There have been huge questions raised about the ethics of the entire enterprise of the museum – most importantly by biblical scholars Joel Baden and Candida Moss in their damning book Bible Nation: The United States of Hobby Lobby.  But now we have a fuller article that exposes even more of the depths of deceit and fraud used to further its religious agenda, involving unscrupulous financial transactions, scholarly lies, deceptive practices, faked antiquities, claims by members of the family and employees connected with the Museum that they knew were false but that they advanced all to serve their religious agenda.  And, for some, to raise their public profile and to turn a hefty profit.

Don’t take my word for it.  Read the article.

Let me say that I know a lot of the people mentioned in the article, on both sides.  Including some of the people who became involved with the museum and its mission only after this long period of fraudulent activity had occurred (including my oldest friend in the field).  These particular people are upright and honest, committed to the purposes of the Museum, but eager to clean up its sullied reputation.  Still, it is deeply sullied indeed.

The whole mess returns me to a question I have pondered intensely for years.  On one hand, I completely understand the profit motive.   Obbink does not appear to have had any religious or ideological motivation behind what he did; the article suggests he simply did it for the money.  OK, we all get that one.  We’re talking millions of dollars here.

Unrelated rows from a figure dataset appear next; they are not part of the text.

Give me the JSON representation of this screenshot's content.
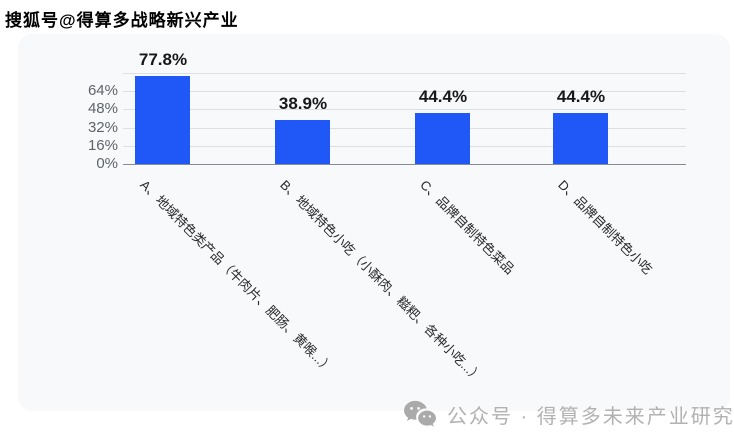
{
  "watermarks": {
    "top_left": "搜狐号@得算多战略新兴产业",
    "bottom_right": "公众号 · 得算多未来产业研究"
  },
  "colors": {
    "bar": "#1f58f7",
    "panel_bg": "#f7f9fb",
    "gridline": "#dcdfe4",
    "axis_line": "#858c93",
    "value_label": "#17181a",
    "tick_label": "#606468",
    "watermark_gray": "#b2b2b2"
  },
  "chart_data": {
    "type": "bar",
    "title": "",
    "xlabel": "",
    "ylabel": "",
    "categories": [
      "A、地域特色类产品（牛肉片、肥肠、黄喉...）",
      "B、地域特色小吃（小酥肉、糍粑、各种小吃...）",
      "C、品牌自制特色菜品",
      "D、品牌自制特色小吃"
    ],
    "values": [
      77.8,
      38.9,
      44.4,
      44.4
    ],
    "value_labels": [
      "77.8%",
      "38.9%",
      "44.4%",
      "44.4%"
    ],
    "ytick_labels": [
      "0%",
      "16%",
      "32%",
      "48%",
      "64%"
    ],
    "ylim": [
      0,
      80
    ],
    "grid": true,
    "legend": "none",
    "bar_color": "#1f58f7"
  }
}
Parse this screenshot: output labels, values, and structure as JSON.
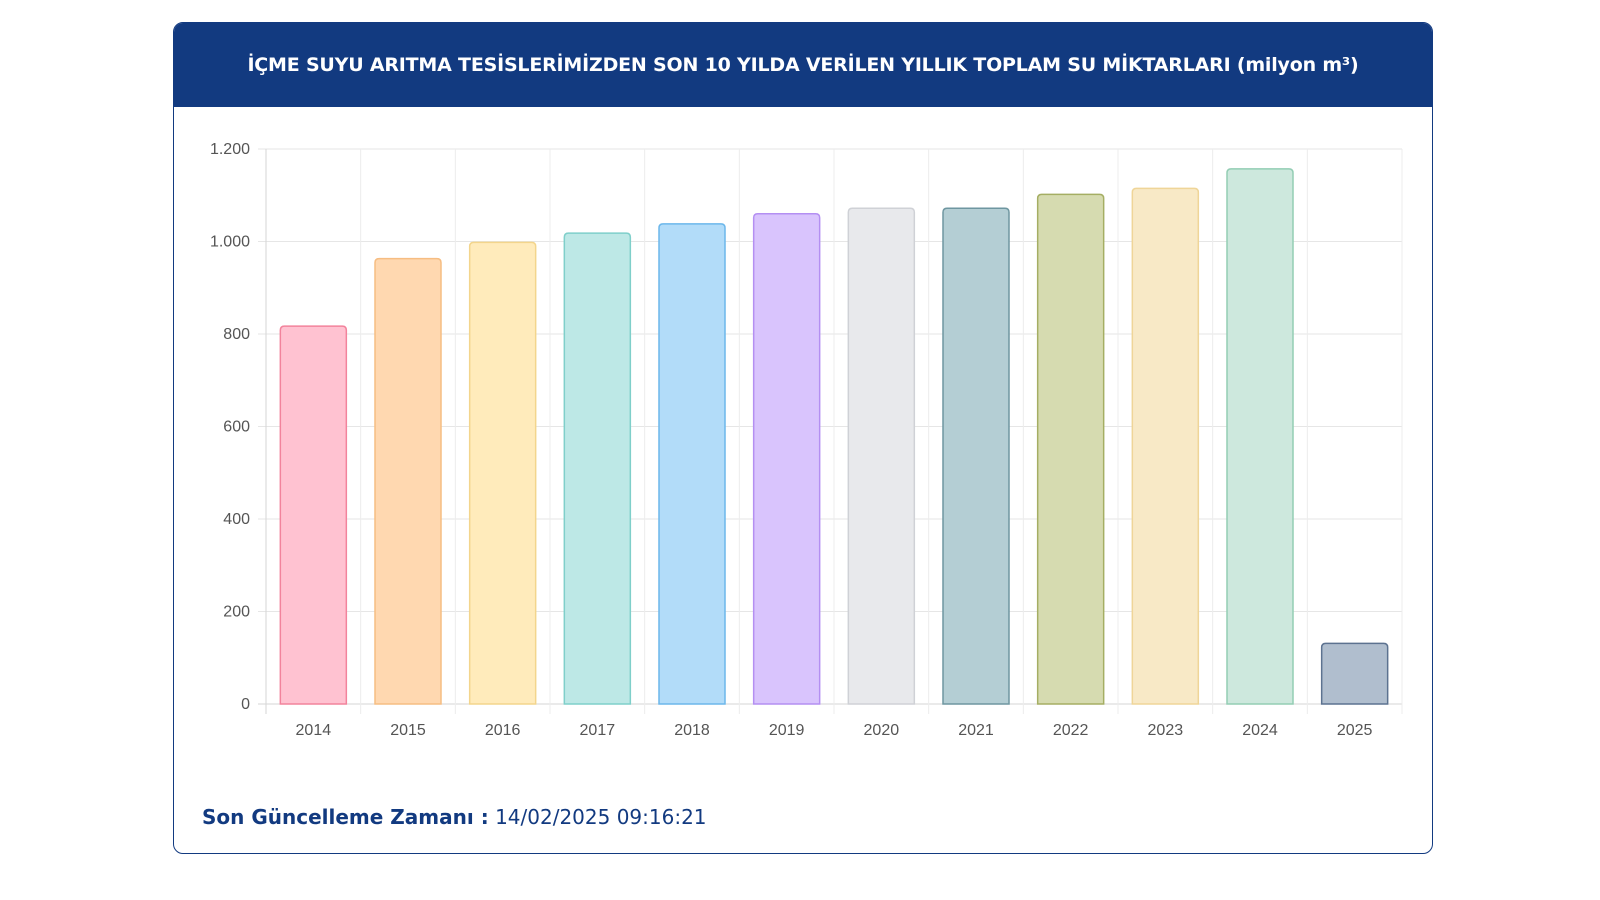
{
  "header": {
    "title": "İÇME SUYU ARITMA TESİSLERİMİZDEN SON 10 YILDA VERİLEN YILLIK TOPLAM SU MİKTARLARI (milyon m³)"
  },
  "footer": {
    "label": "Son Güncelleme Zamanı :",
    "value": "14/02/2025 09:16:21"
  },
  "chart_data": {
    "type": "bar",
    "title": "İÇME SUYU ARITMA TESİSLERİMİZDEN SON 10 YILDA VERİLEN YILLIK TOPLAM SU MİKTARLARI (milyon m³)",
    "categories": [
      "2014",
      "2015",
      "2016",
      "2017",
      "2018",
      "2019",
      "2020",
      "2021",
      "2022",
      "2023",
      "2024",
      "2025"
    ],
    "values": [
      817,
      963,
      998,
      1018,
      1038,
      1060,
      1072,
      1072,
      1102,
      1115,
      1157,
      131
    ],
    "ylim": [
      0,
      1200
    ],
    "yticks": [
      0,
      200,
      400,
      600,
      800,
      1000,
      1200
    ],
    "ytick_labels": [
      "0",
      "200",
      "400",
      "600",
      "800",
      "1.000",
      "1.200"
    ],
    "grid": true,
    "legend": "none",
    "colors": {
      "fill": [
        "#ffc2d1",
        "#ffd8b0",
        "#ffebbb",
        "#bde8e6",
        "#b2dcf9",
        "#d9c4fd",
        "#e8e9ec",
        "#b4ced4",
        "#d6dbb0",
        "#f8e9c6",
        "#cde8dd",
        "#b0bece"
      ],
      "stroke": [
        "#f2839c",
        "#f6bd82",
        "#f3d58c",
        "#7fcfca",
        "#6cb7eb",
        "#b48ff2",
        "#cfd1d6",
        "#6e96a0",
        "#a5ae63",
        "#efd598",
        "#93cdb4",
        "#5c7290"
      ]
    }
  }
}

But the others who were involved, the evangelical Christians intent to prove the accuracy of the Bible at just about any cost, literally.  Why would they go to such lengths?

My question is two-pronged.  The first prong is really just puzzling to me, and I wonder how often such people see the irony.  Why would they invest hundreds of millions of dollars to prove that Jesus spoke the truth instead of simply following his teachings?  (Think Matthew 25:31-46.)  My personal view is that billionaires should spend their money any way they want, and they certainly don’t need my permission.  But if what they want is to advance the agenda of Jesus, why would they spend many millions on scraps of papyrus instead of using the same funds to help people in desperate need?

The second prong of my question is far more damning.  It’s a matter I have reflected on deeply for many years.  Why are some intensely religious people so eager to perpetuate deceit and lies in order to prove the “truth”?